His younger years, as he describes them, were “a basket of confusion” that he eventually just became comfortable with. And somehow, despite the circumstances, he has managed to be a daddy not only to the ones that came from his loins but also to a host of other sons and daughters. For some reason he felt a level of responsibility to fill roles left empty by other men. It was almost as if he refused to see his life’s story repeated.
One summer in particular, my father gathered the family to take a trip to Colonial Williamsburg. I only remember visiting one place: Bassett Hall, the two-story, 18th-century frame house that was the home of John D. Rockefeller Jr. and his wife, Abby Aldrich Rockefeller. It was there that they raised their six children and instilled the disciplines and traditions that set a precedent for their family that exists to this very day. I remember the comfort of the home, its simple luxury and the warm atmosphere.
But as beautiful as the home was, what I remember most was the hollowed-out stump left at the site of the “Great Oak” that once oversaw the 585 acres of grassland. It was here that my father gathered his wife, my two brothers and me around the remnants of that tree and proclaimed to us that where we were standing was no longer unfamiliar.

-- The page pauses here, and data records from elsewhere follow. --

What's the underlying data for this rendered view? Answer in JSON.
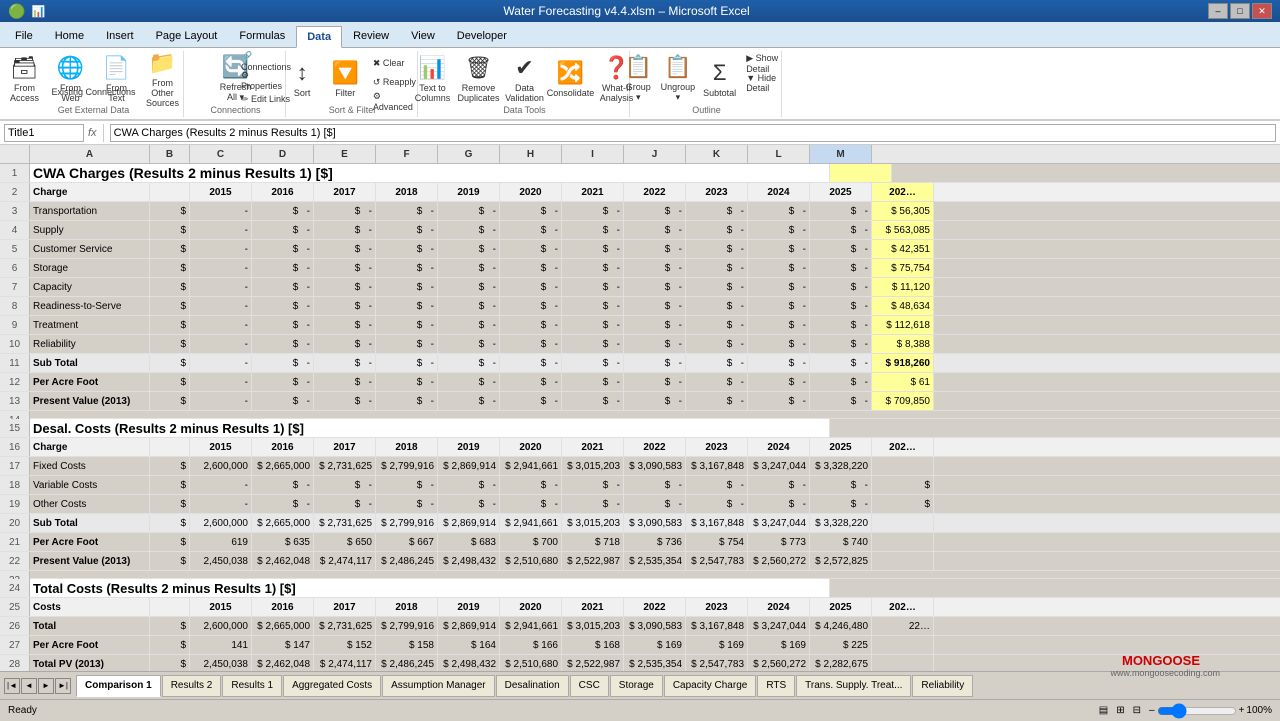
{
  "titleBar": {
    "title": "Water Forecasting v4.4.xlsm – Microsoft Excel",
    "controls": [
      "–",
      "□",
      "✕"
    ]
  },
  "ribbon": {
    "tabs": [
      "File",
      "Home",
      "Insert",
      "Page Layout",
      "Formulas",
      "Data",
      "Review",
      "View",
      "Developer"
    ],
    "activeTab": "Data",
    "groups": [
      {
        "label": "Get External Data",
        "buttons": [
          {
            "icon": "🗃",
            "label": "From\nAccess"
          },
          {
            "icon": "🌐",
            "label": "From\nWeb"
          },
          {
            "icon": "📄",
            "label": "From\nText"
          },
          {
            "icon": "📁",
            "label": "From Other\nSources"
          }
        ],
        "smallButtons": [
          "Existing Connections"
        ]
      },
      {
        "label": "Connections",
        "smallButtons": [
          "Connections",
          "Properties",
          "Edit Links"
        ],
        "buttons": [
          {
            "icon": "🔄",
            "label": "Refresh\nAll"
          }
        ]
      },
      {
        "label": "Sort & Filter",
        "buttons": [
          {
            "icon": "↕",
            "label": "Sort"
          },
          {
            "icon": "🔽",
            "label": "Filter"
          },
          {
            "icon": "✖",
            "label": "Clear"
          },
          {
            "icon": "↺",
            "label": "Reapply"
          },
          {
            "icon": "⚙",
            "label": "Advanced"
          }
        ]
      },
      {
        "label": "Data Tools",
        "buttons": [
          {
            "icon": "📊",
            "label": "Text to\nColumns"
          },
          {
            "icon": "🗑",
            "label": "Remove\nDuplicates"
          },
          {
            "icon": "✔",
            "label": "Data\nValidation"
          },
          {
            "icon": "🔀",
            "label": "Consolidate"
          },
          {
            "icon": "❓",
            "label": "What-If\nAnalysis"
          }
        ]
      },
      {
        "label": "Outline",
        "buttons": [
          {
            "icon": "📋",
            "label": "Group"
          },
          {
            "icon": "📋",
            "label": "Ungroup"
          },
          {
            "icon": "📋",
            "label": "Subtotal"
          }
        ],
        "smallButtons": [
          "Show Detail",
          "Hide Detail"
        ]
      }
    ]
  },
  "formulaBar": {
    "nameBox": "Title1",
    "formula": "CWA Charges (Results 2 minus Results 1) [$]"
  },
  "columns": {
    "widths": [
      30,
      120,
      60,
      70,
      70,
      70,
      70,
      70,
      70,
      70,
      70,
      70,
      70,
      70,
      70,
      60
    ],
    "headers": [
      "",
      "A",
      "B",
      "C",
      "D",
      "E",
      "F",
      "G",
      "H",
      "I",
      "J",
      "K",
      "L",
      "M"
    ]
  },
  "years": [
    "2015",
    "2016",
    "2017",
    "2018",
    "2019",
    "2020",
    "2021",
    "2022",
    "2023",
    "2024",
    "2025",
    "202"
  ],
  "section1": {
    "title": "CWA Charges (Results 2 minus Results 1) [$]",
    "row": 1,
    "headerRow": {
      "label": "Charge",
      "years": [
        "2015",
        "2016",
        "2017",
        "2018",
        "2019",
        "2020",
        "2021",
        "2022",
        "2023",
        "2024",
        "2025",
        "202"
      ]
    },
    "rows": [
      {
        "num": 3,
        "label": "Transportation",
        "vals": [
          "-",
          "-",
          "-",
          "-",
          "-",
          "-",
          "-",
          "-",
          "-",
          "-",
          "-",
          "56,305"
        ],
        "highlight": true
      },
      {
        "num": 4,
        "label": "Supply",
        "vals": [
          "-",
          "-",
          "-",
          "-",
          "-",
          "-",
          "-",
          "-",
          "-",
          "-",
          "-",
          "563,085"
        ],
        "highlight": true
      },
      {
        "num": 5,
        "label": "Customer Service",
        "vals": [
          "-",
          "-",
          "-",
          "-",
          "-",
          "-",
          "-",
          "-",
          "-",
          "-",
          "-",
          "42,351"
        ],
        "highlight": true
      },
      {
        "num": 6,
        "label": "Storage",
        "vals": [
          "-",
          "-",
          "-",
          "-",
          "-",
          "-",
          "-",
          "-",
          "-",
          "-",
          "-",
          "75,754"
        ],
        "highlight": true
      },
      {
        "num": 7,
        "label": "Capacity",
        "vals": [
          "-",
          "-",
          "-",
          "-",
          "-",
          "-",
          "-",
          "-",
          "-",
          "-",
          "-",
          "11,120"
        ],
        "highlight": true
      },
      {
        "num": 8,
        "label": "Readiness-to-Serve",
        "vals": [
          "-",
          "-",
          "-",
          "-",
          "-",
          "-",
          "-",
          "-",
          "-",
          "-",
          "-",
          "48,634"
        ],
        "highlight": true
      },
      {
        "num": 9,
        "label": "Treatment",
        "vals": [
          "-",
          "-",
          "-",
          "-",
          "-",
          "-",
          "-",
          "-",
          "-",
          "-",
          "-",
          "112,618"
        ],
        "highlight": true
      },
      {
        "num": 10,
        "label": "Reliability",
        "vals": [
          "-",
          "-",
          "-",
          "-",
          "-",
          "-",
          "-",
          "-",
          "-",
          "-",
          "-",
          "8,388"
        ],
        "highlight": true
      },
      {
        "num": 11,
        "label": "Sub Total",
        "vals": [
          "-",
          "-",
          "-",
          "-",
          "-",
          "-",
          "-",
          "-",
          "-",
          "-",
          "-",
          "918,260"
        ],
        "subtotal": true,
        "highlight": true
      },
      {
        "num": 12,
        "label": "Per Acre Foot",
        "vals": [
          "-",
          "-",
          "-",
          "-",
          "-",
          "-",
          "-",
          "-",
          "-",
          "-",
          "-",
          "61"
        ],
        "highlight": true
      },
      {
        "num": 13,
        "label": "Present Value (2013)",
        "vals": [
          "-",
          "-",
          "-",
          "-",
          "-",
          "-",
          "-",
          "-",
          "-",
          "-",
          "-",
          "709,850"
        ],
        "highlight": true
      }
    ]
  },
  "section2": {
    "title": "Desal. Costs (Results 2 minus Results 1) [$]",
    "row": 15,
    "headerRow": {
      "label": "Charge",
      "years": [
        "2015",
        "2016",
        "2017",
        "2018",
        "2019",
        "2020",
        "2021",
        "2022",
        "2023",
        "2024",
        "2025",
        "202"
      ]
    },
    "rows": [
      {
        "num": 17,
        "label": "Fixed Costs",
        "vals": [
          "2,600,000",
          "2,665,000",
          "2,731,625",
          "2,799,916",
          "2,869,914",
          "2,941,661",
          "3,015,203",
          "3,090,583",
          "3,167,848",
          "3,247,044",
          "3,328,220"
        ]
      },
      {
        "num": 18,
        "label": "Variable Costs",
        "vals": [
          "-",
          "-",
          "-",
          "-",
          "-",
          "-",
          "-",
          "-",
          "-",
          "-",
          "-"
        ]
      },
      {
        "num": 19,
        "label": "Other Costs",
        "vals": [
          "-",
          "-",
          "-",
          "-",
          "-",
          "-",
          "-",
          "-",
          "-",
          "-",
          "-"
        ]
      },
      {
        "num": 20,
        "label": "Sub Total",
        "vals": [
          "2,600,000",
          "2,665,000",
          "2,731,625",
          "2,799,916",
          "2,869,914",
          "2,941,661",
          "3,015,203",
          "3,090,583",
          "3,167,848",
          "3,247,044",
          "3,328,220"
        ],
        "subtotal": true
      },
      {
        "num": 21,
        "label": "Per Acre Foot",
        "vals": [
          "619",
          "635",
          "650",
          "667",
          "683",
          "700",
          "718",
          "736",
          "754",
          "773",
          "740"
        ]
      },
      {
        "num": 22,
        "label": "Present Value (2013)",
        "vals": [
          "2,450,038",
          "2,462,048",
          "2,474,117",
          "2,486,245",
          "2,498,432",
          "2,510,680",
          "2,522,987",
          "2,535,354",
          "2,547,783",
          "2,560,272",
          "2,572,825"
        ]
      }
    ]
  },
  "section3": {
    "title": "Total Costs (Results 2 minus Results 1) [$]",
    "row": 24,
    "headerRow": {
      "label": "Costs",
      "years": [
        "2015",
        "2016",
        "2017",
        "2018",
        "2019",
        "2020",
        "2021",
        "2022",
        "2023",
        "2024",
        "2025",
        "202"
      ]
    },
    "rows": [
      {
        "num": 26,
        "label": "Total",
        "vals": [
          "2,600,000",
          "2,665,000",
          "2,731,625",
          "2,799,916",
          "2,869,914",
          "2,941,661",
          "3,015,203",
          "3,090,583",
          "3,167,848",
          "3,247,044",
          "4,246,480"
        ]
      },
      {
        "num": 27,
        "label": "Per Acre Foot",
        "vals": [
          "141",
          "147",
          "152",
          "158",
          "164",
          "166",
          "168",
          "169",
          "169",
          "169",
          "225"
        ]
      },
      {
        "num": 28,
        "label": "Total PV (2013)",
        "vals": [
          "2,450,038",
          "2,462,048",
          "2,474,117",
          "2,486,245",
          "2,498,432",
          "2,510,680",
          "2,522,987",
          "2,535,354",
          "2,547,783",
          "2,560,272",
          "2,282,675"
        ]
      }
    ]
  },
  "sheetTabs": [
    "Comparison 1",
    "Results 2",
    "Results 1",
    "Aggregated Costs",
    "Assumption Manager",
    "Desalination",
    "CSC",
    "Storage",
    "Capacity Charge",
    "RTS",
    "Trans. Supply. Treat...",
    "Reliability"
  ],
  "activeSheet": "Comparison 1",
  "status": {
    "left": "Ready",
    "zoom": "100%"
  },
  "watermark": {
    "brand": "MONGOOSE",
    "url": "www.mongoosecoding.com"
  }
}
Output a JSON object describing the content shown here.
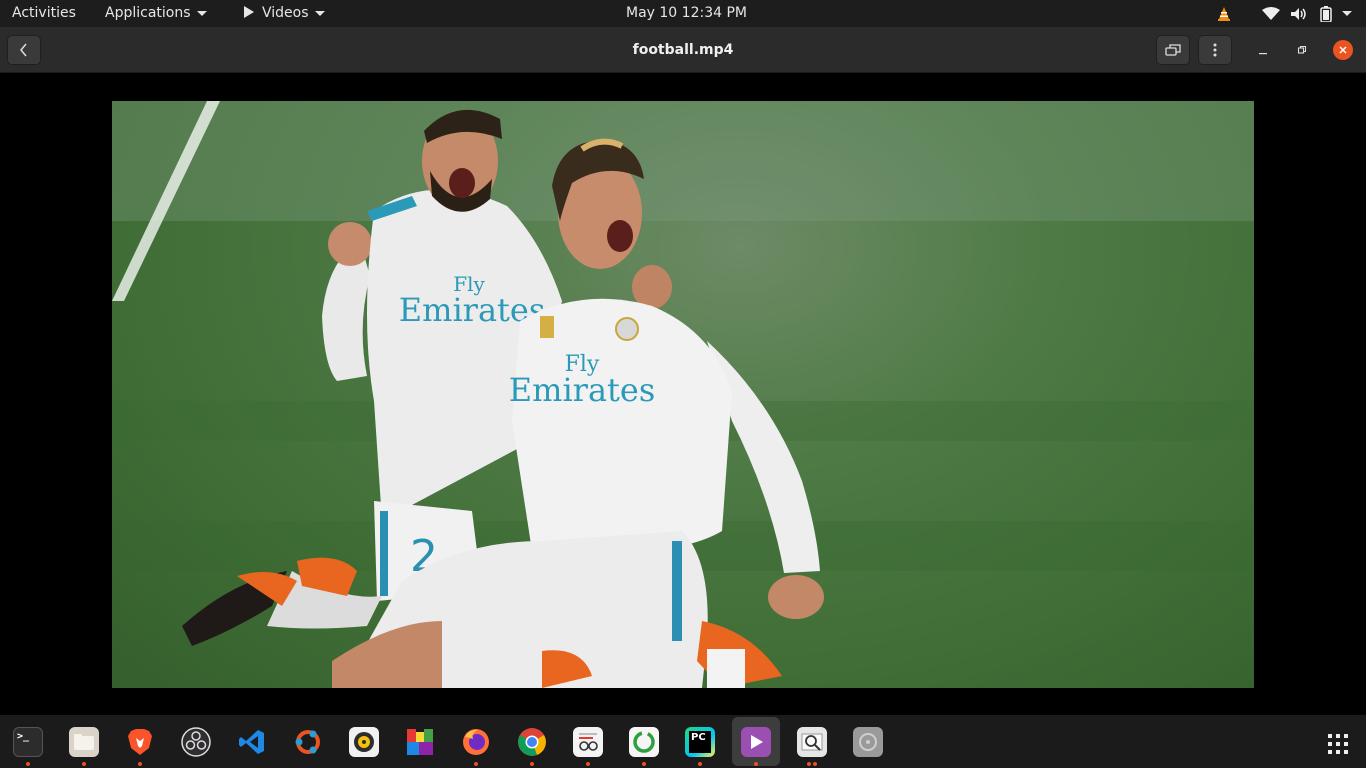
{
  "topbar": {
    "activities": "Activities",
    "applications": "Applications",
    "app_menu": "Videos",
    "clock": "May 10  12:34 PM"
  },
  "window": {
    "title": "football.mp4"
  },
  "video": {
    "jersey_sponsor_fly": "Fly",
    "jersey_sponsor": "Emirates",
    "player_number": "2"
  },
  "dock": {
    "items": [
      {
        "name": "terminal-icon",
        "glyph": ">_"
      },
      {
        "name": "files-icon",
        "glyph": ""
      },
      {
        "name": "brave-icon",
        "glyph": ""
      },
      {
        "name": "obs-icon",
        "glyph": ""
      },
      {
        "name": "vscode-icon",
        "glyph": ""
      },
      {
        "name": "ubuntu-software-icon",
        "glyph": ""
      },
      {
        "name": "rhythmbox-icon",
        "glyph": ""
      },
      {
        "name": "multicolor-app-icon",
        "glyph": ""
      },
      {
        "name": "firefox-icon",
        "glyph": ""
      },
      {
        "name": "chrome-icon",
        "glyph": ""
      },
      {
        "name": "document-viewer-icon",
        "glyph": ""
      },
      {
        "name": "green-circle-app-icon",
        "glyph": ""
      },
      {
        "name": "pycharm-icon",
        "glyph": "PC"
      },
      {
        "name": "videos-icon",
        "glyph": ""
      },
      {
        "name": "image-viewer-icon",
        "glyph": ""
      },
      {
        "name": "disk-icon",
        "glyph": ""
      }
    ]
  }
}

As we held hands to pray, my father gently knelt down into the heart of that oak stump and pulled out five pieces, placing a piece of the meat of the tree in each of our hands. He told my brothers and me that we were not to forget that moment and implored us to remember that what we saw that day—the wealth, the success and the comfort—was no longer out of reach.
My father was not trying to show us that we could take someone else’s earned possessions. He simply wanted to make sure we were clear about what we were entitled to. He wanted to ensure that there would never be a question of our level of access. That we would push against the assumption that “the limits of [our] ambition were, thus, expected to be set forever,” as James Baldwin so eloquently describes in his letter, “My Dungeon Shook,” to his nephew.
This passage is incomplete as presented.